Jeunesse, gibt es bei Ihnen eine chinesische Version?

„Oh, natürlich“, suchte Jeunesse.

Yao Xingwei setzte sich auf das Sofa und begann zu lesen.

„Diese Familie Li ist ganz offensichtlich problematisch. Diejenigen, die ihn beschützen, sind nichts weiter als ein Haufen törichter, feudaler Großfamilien. In den heutigen Zeitschriften wird die Familie Li wie eine Prostituierte dargestellt, ohne jegliche Skrupel. Tatsächlich stammt auch Yaos Geschichtslehrer aus der Familie Li, aber er hat sich ihren Anordnungen widersetzt und wurde deshalb von ihnen entlassen.“

„Ist das so? Jess, erzähl mir das bitte genauer.“

......

„Es summt!“ In dem vom Duft von Moschus erfüllten Zimmer lagen Kleidungsstücke verstreut die Treppe hinauf, bis nur noch zwei ineinander verschlungene Krawatten am Fußende des Bettes übrig waren.

Wen Chengs Körper schmerzte, als würde er auseinanderfallen; sie hatte nicht einmal die Kraft, nach ihrem Handy zu greifen.

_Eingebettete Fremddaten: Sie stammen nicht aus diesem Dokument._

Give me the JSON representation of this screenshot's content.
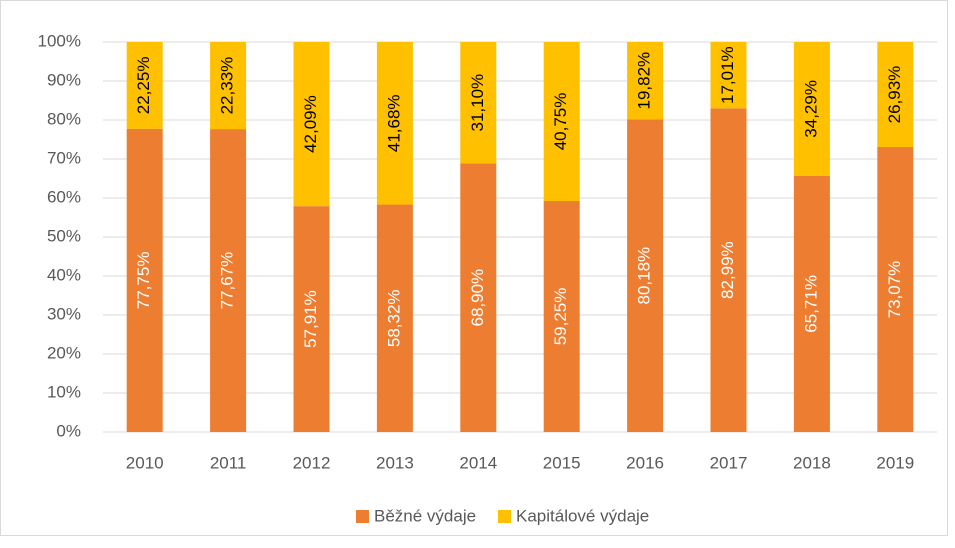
{
  "chart_data": {
    "type": "stacked_bar",
    "categories": [
      "2010",
      "2011",
      "2012",
      "2013",
      "2014",
      "2015",
      "2016",
      "2017",
      "2018",
      "2019"
    ],
    "series": [
      {
        "name": "Běžné výdaje",
        "color": "#ed7d31",
        "values": [
          77.75,
          77.67,
          57.91,
          58.32,
          68.9,
          59.25,
          80.18,
          82.99,
          65.71,
          73.07
        ],
        "value_labels": [
          "77,75%",
          "77,67%",
          "57,91%",
          "58,32%",
          "68,90%",
          "59,25%",
          "80,18%",
          "82,99%",
          "65,71%",
          "73,07%"
        ]
      },
      {
        "name": "Kapitálové výdaje",
        "color": "#ffc000",
        "values": [
          22.25,
          22.33,
          42.09,
          41.68,
          31.1,
          40.75,
          19.82,
          17.01,
          34.29,
          26.93
        ],
        "value_labels": [
          "22,25%",
          "22,33%",
          "42,09%",
          "41,68%",
          "31,10%",
          "40,75%",
          "19,82%",
          "17,01%",
          "34,29%",
          "26,93%"
        ]
      }
    ],
    "ylim": [
      0,
      100
    ],
    "yticks": [
      {
        "value": 0,
        "label": "0%"
      },
      {
        "value": 10,
        "label": "10%"
      },
      {
        "value": 20,
        "label": "20%"
      },
      {
        "value": 30,
        "label": "30%"
      },
      {
        "value": 40,
        "label": "40%"
      },
      {
        "value": 50,
        "label": "50%"
      },
      {
        "value": 60,
        "label": "60%"
      },
      {
        "value": 70,
        "label": "70%"
      },
      {
        "value": 80,
        "label": "80%"
      },
      {
        "value": 90,
        "label": "90%"
      },
      {
        "value": 100,
        "label": "100%"
      }
    ],
    "grid": true,
    "legend": "bottom"
  }
}
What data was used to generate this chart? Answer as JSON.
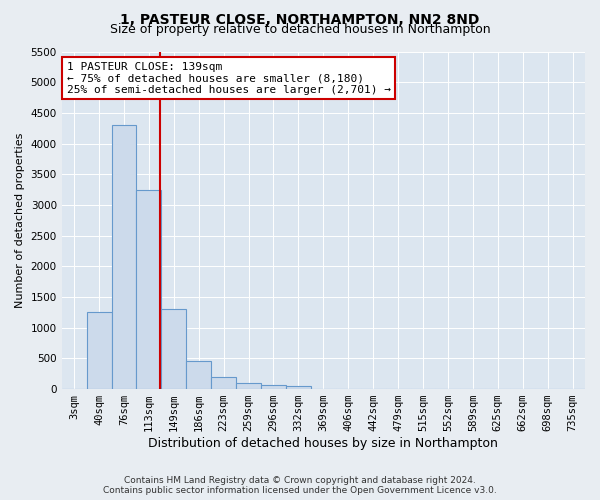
{
  "title": "1, PASTEUR CLOSE, NORTHAMPTON, NN2 8ND",
  "subtitle": "Size of property relative to detached houses in Northampton",
  "xlabel": "Distribution of detached houses by size in Northampton",
  "ylabel": "Number of detached properties",
  "footer_line1": "Contains HM Land Registry data © Crown copyright and database right 2024.",
  "footer_line2": "Contains public sector information licensed under the Open Government Licence v3.0.",
  "bins": [
    "3sqm",
    "40sqm",
    "76sqm",
    "113sqm",
    "149sqm",
    "186sqm",
    "223sqm",
    "259sqm",
    "296sqm",
    "332sqm",
    "369sqm",
    "406sqm",
    "442sqm",
    "479sqm",
    "515sqm",
    "552sqm",
    "589sqm",
    "625sqm",
    "662sqm",
    "698sqm",
    "735sqm"
  ],
  "values": [
    0,
    1250,
    4300,
    3250,
    1300,
    450,
    200,
    100,
    60,
    50,
    0,
    0,
    0,
    0,
    0,
    0,
    0,
    0,
    0,
    0,
    0
  ],
  "bar_color": "#ccdaeb",
  "bar_edge_color": "#6699cc",
  "bar_linewidth": 0.8,
  "vline_color": "#cc0000",
  "vline_pos": 3.45,
  "ylim": [
    0,
    5500
  ],
  "yticks": [
    0,
    500,
    1000,
    1500,
    2000,
    2500,
    3000,
    3500,
    4000,
    4500,
    5000,
    5500
  ],
  "annotation_text": "1 PASTEUR CLOSE: 139sqm\n← 75% of detached houses are smaller (8,180)\n25% of semi-detached houses are larger (2,701) →",
  "annotation_box_facecolor": "#ffffff",
  "annotation_box_edgecolor": "#cc0000",
  "bg_color": "#e8edf2",
  "plot_bg_color": "#dce6f0",
  "grid_color": "#ffffff",
  "title_fontsize": 10,
  "subtitle_fontsize": 9,
  "ylabel_fontsize": 8,
  "xlabel_fontsize": 9,
  "tick_fontsize": 7.5,
  "annotation_fontsize": 8,
  "footer_fontsize": 6.5
}
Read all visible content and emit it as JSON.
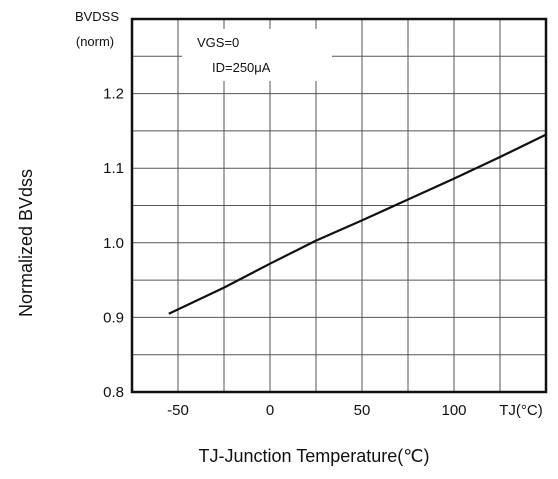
{
  "chart_data": {
    "type": "line",
    "ylabel": "Normalized BVdss",
    "xlabel": "TJ-Junction Temperature(℃)",
    "y_axis_unit_top": "BVDSS",
    "y_axis_unit_bottom": "(norm)",
    "x_axis_unit_tick": "TJ(°C)",
    "conditions": [
      "VGS=0",
      "ID=250μA"
    ],
    "xlim": [
      -75,
      150
    ],
    "ylim": [
      0.8,
      1.3
    ],
    "grid": true,
    "x_ticks": [
      -50,
      0,
      50,
      100
    ],
    "x_tick_labels": [
      "-50",
      "0",
      "50",
      "100"
    ],
    "y_ticks": [
      0.8,
      0.9,
      1.0,
      1.1,
      1.2
    ],
    "y_tick_labels": [
      "0.8",
      "0.9",
      "1.0",
      "1.1",
      "1.2"
    ],
    "series": [
      {
        "x": [
          -55,
          -25,
          0,
          25,
          50,
          75,
          100,
          125,
          150
        ],
        "y": [
          0.905,
          0.94,
          0.972,
          1.003,
          1.03,
          1.058,
          1.086,
          1.115,
          1.145
        ]
      }
    ]
  }
}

In diesem Moment öffnete sich die Badezimmertür, und Wen Qi trat heraus, noch feucht vom Duschen. Er ging auf Wen Cheng zu und gab ihr einen leichten Kuss auf die Stirn – ein krasser Gegensatz zu seinem vorherigen Verhalten. Wen Cheng schlug ihm ins Gesicht.

Er rief schwach: „Geh weg!“

Wen Qi war überhaupt nicht wütend. Er nahm freudig sein Handy, sah, dass es Yao Xingwei war, und reichte es Wen Cheng mit großer Zuversicht, wobei er nachdenklich den Anrufannahmeknopf für ihn drückte.

"Hey~"

"He? Welche kleine Füchsin hat dir denn die Lebenskraft ausgesaugt? Du bist ja so schwach und kraftlos!" Yao Xingweis erste Worte ließen ihn sich wünschen, Wen Cheng solle ein großes Schwert schnappen und über Berge reisen, um ihn zu verprügeln.

"Wenn es da wirklich ein kleines Füchslein gäbe, würdest du es wagen, es ihm ins Gesicht zu sagen?"